O Ministério da Saúde respondeu que trabalha na elaboração de diretrizes para diagnóstico e tratamento de pessoas intoxicadas – Foto: Divulgação
Ele encontrou deficiências nos genes que reparam o DNA. Esse quadro, segundo o professor, indica maior probabilidade de um futuro com câncer. “O processo de desenvolvimento de um câncer dura anos a décadas. O que a gente tá mostrando que essas alterações geram o que a gente chama do conceito de instabilidade genômica, ou seja, o genoma da pessoa está com funcionamento anormal. Essas mesmas alterações que a gente encontrou na medula deles são alterações encontradas em pacientes com câncer”.
O professor explica que os testes foram realizados em trabalhadores do agronegócio, da agricultura familiar, e mais um grupo menor da agroecologia. “80% com exposição aos agrotóxicos e cerca de 15 a 20% são indivíduos que trabalham na agricultura que não tem contato com agrotóxico. Quando a gente compara o exposto e não exposto, os resultados são realmente bem impressionantes. A aplicação do agrotóxico em si parece ser um fator determinante”.
Essa é a mais recente pesquisa realizada na Chapada do Apodi, mas não a única. A região já é conhecida por outros estudos que relacionaram a exposição intensa ao agrotóxico a problemas graves de saúde.
Virou tema de documentários e lá um caso chamou a atenção do país: a morte em 2008 de Vanderlei Matos da Silva por insuficiência dos rins. Ele trabalhou na multinacional Fresh Del Monte por cerca de 3 anos, na armazenagem e mistura dos produtos que eram pulverizados nas plantações. A viúva, Maria Gerlene dos Santos, lembra como foi a evolução da doença. “veio ficar os olhos amarelados, as pontas dos dedos rachadas. Aí foi fazer uma consulta em Fortaleza, o médico resolveu deixar ele internado lá. Mas foi bem rápido. Quando a gente soube da doença dele até quando ele faleceu foi mais ou menos um mês”
Gerlene entrou na Justiça do Trabalho em 2009, buscando a reparação.
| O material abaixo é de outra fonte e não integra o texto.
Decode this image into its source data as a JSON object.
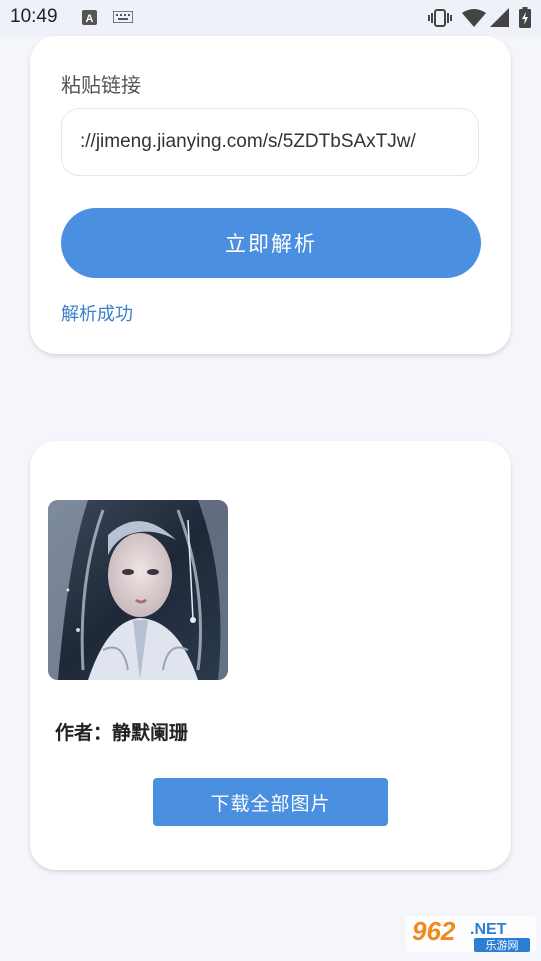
{
  "status_bar": {
    "time": "10:49",
    "icons": [
      "a-keyboard-icon",
      "keyboard-icon",
      "vibrate-icon",
      "wifi-icon",
      "signal-icon",
      "battery-icon"
    ]
  },
  "parse_card": {
    "label": "粘贴链接",
    "url_value": "://jimeng.jianying.com/s/5ZDTbSAxTJw/",
    "parse_button": "立即解析",
    "status": "解析成功"
  },
  "result_card": {
    "author": "作者：静默阑珊",
    "download_button": "下载全部图片"
  },
  "watermark": {
    "brand": "962",
    "net": ".NET",
    "site": "乐游网"
  },
  "colors": {
    "accent": "#4a8fe0",
    "status_text": "#3c7fcb",
    "page_bg": "#f4f6fb"
  }
}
O caso foi até a última instância, e no ano passado ela saiu vitoriosa. “Quando ele estava vivo ele dizia para mim que se ele escapasse dessa ia colocar a empresa na Justiça. Foi por isso que me deu forças para eu colocar. Ainda mais porque como ele não está mais o direito vai ficar para o meu filho e o filho dele. Porque o que a gente pensa de bom é o futuro do filho da gente”
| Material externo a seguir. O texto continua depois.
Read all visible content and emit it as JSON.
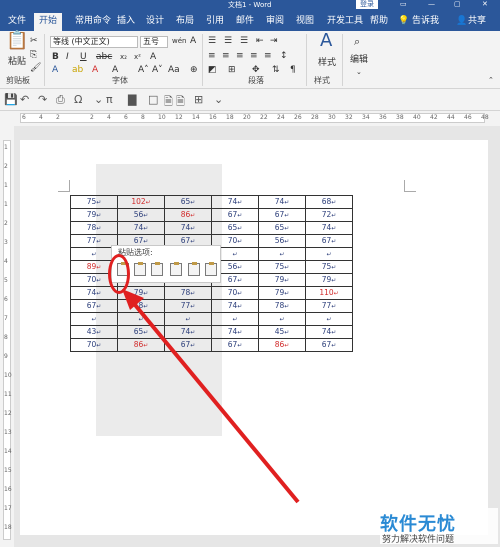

Em setembro de 2017 o pagamento foi autorizado, mas até hoje, 10 anos depois da morte, ela não recebeu a indenização, que ultrapassa os R$ 500 mil. Segundo o advogado Cláudio Silva, ocorreu um problema no depósito judicial. “A gente percebe uma protelação da empresa. Foi um detalhe técnico, jurídico, mas o fato é que a empresa deveria pagar e não pagou ainda. Apesar dessas questões é uma vitória extraordinária. Nos parece que é o primeiro caso no Brasil onde há uma condenação em razão da exposição continuada de um trabalhador ao agrotóxico”
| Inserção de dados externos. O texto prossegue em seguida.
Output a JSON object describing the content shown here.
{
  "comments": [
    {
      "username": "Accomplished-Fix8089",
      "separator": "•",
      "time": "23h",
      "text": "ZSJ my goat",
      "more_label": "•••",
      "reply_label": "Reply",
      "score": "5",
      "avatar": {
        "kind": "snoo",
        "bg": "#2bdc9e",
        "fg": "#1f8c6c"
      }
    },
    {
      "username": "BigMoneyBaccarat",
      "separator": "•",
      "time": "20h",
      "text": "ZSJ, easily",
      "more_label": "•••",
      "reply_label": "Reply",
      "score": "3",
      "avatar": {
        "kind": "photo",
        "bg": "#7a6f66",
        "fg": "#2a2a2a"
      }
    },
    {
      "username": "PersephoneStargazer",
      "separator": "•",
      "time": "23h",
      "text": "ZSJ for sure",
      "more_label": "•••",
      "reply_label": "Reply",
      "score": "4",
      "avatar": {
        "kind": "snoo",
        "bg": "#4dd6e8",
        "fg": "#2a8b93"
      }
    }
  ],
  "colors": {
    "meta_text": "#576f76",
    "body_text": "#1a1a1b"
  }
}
De acordo com a Justiça do Trabalho no Ceará, a Vara de Limoeiro do Norte determinou que os bancos prestem esclarecimentos sobre o problema. Já o setor jurídico da Fresh Del Monte disse que a empresa não comenta casos judiciais.
Em nota, o Ministério da Saúde respondeu que trabalha na elaboração de diretrizes para diagnóstico e tratamento de pessoas intoxicadas por agrotóxico. A pasta diz ainda que existe um setor específico para acompanhar populações expostas à substância, com o objetivo de reduzir riscos à saúde.